= Alastair Rellie =

Alastair James Carl Euan Rellie (5 April 1935 – 10 April 2018) was a British intelligence officer with the Secret Intelligence Service (MI6). Alastair Rellie was one of four Directors in the British Secret Intelligence Service (MI6). He was a candidate to become Chief of SIS before retiring in 1992.

==Early life==
He was born in Buckinghamshire in 1935. His father, a naval officer, died in 1943 and after the War his mother moved to South Africa with Alastair and his three siblings. He was educated at Michaelhouse, Natal, South Africa, after which he worked in New York for a year before studying at Harvard University for four years, where he wrote for The Harvard Crimson. After graduating, Rellie returned to the UK for his National Service in the Rifle Brigade from 1958 to 1960 with basic training at The Rifle Depot in Winchester and officer training at Mons OCS, Aldershot. His subsequent TA commitment was served out with the London Rifle Brigade Rangers.

==Career==
After National Service he spent a year in the city before applying for the Foreign Office which led to his recruitment by the SIS in 1963. Under cover as a member of the Foreign & Commonwealth Office (FCO) he was posted as SIS station chief to Geneva 1966–68, Cairo 1970–1972, Kinshasa 1972–1974 and New York 1974–1980, interspersed with appointments in London which latterly included being in charge of SIS's technical services which involved oversight of IT at GCHQ, to sophisticated bugging operations, and then Controller Western Hemisphere (North & South America). He also served as Director of Counterintelligence.

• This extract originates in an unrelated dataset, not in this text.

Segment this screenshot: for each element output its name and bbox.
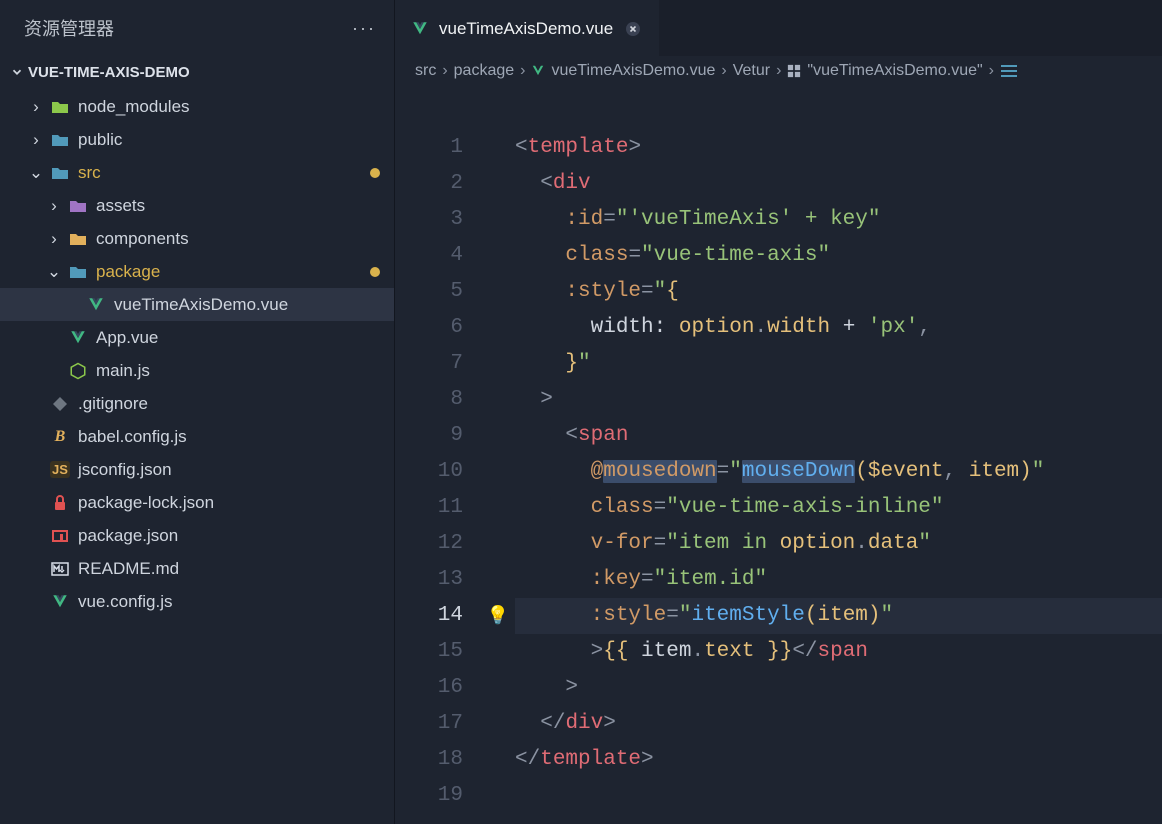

After retiring from the SIS in 1992 he became an international affairs advisor for British Aerospace and latterly worked for corporate investigators Kroll.

==Family==
He married Annalisa Rellie (née Modin) in 1961, who pre-deceased him in 2014. His children include investment banker Euan Rellie, art curator Jemima Rellie, and TV producer and actress Lucasta Cummings.

Rellie was an active member of London's gentlemen's club Brooks's.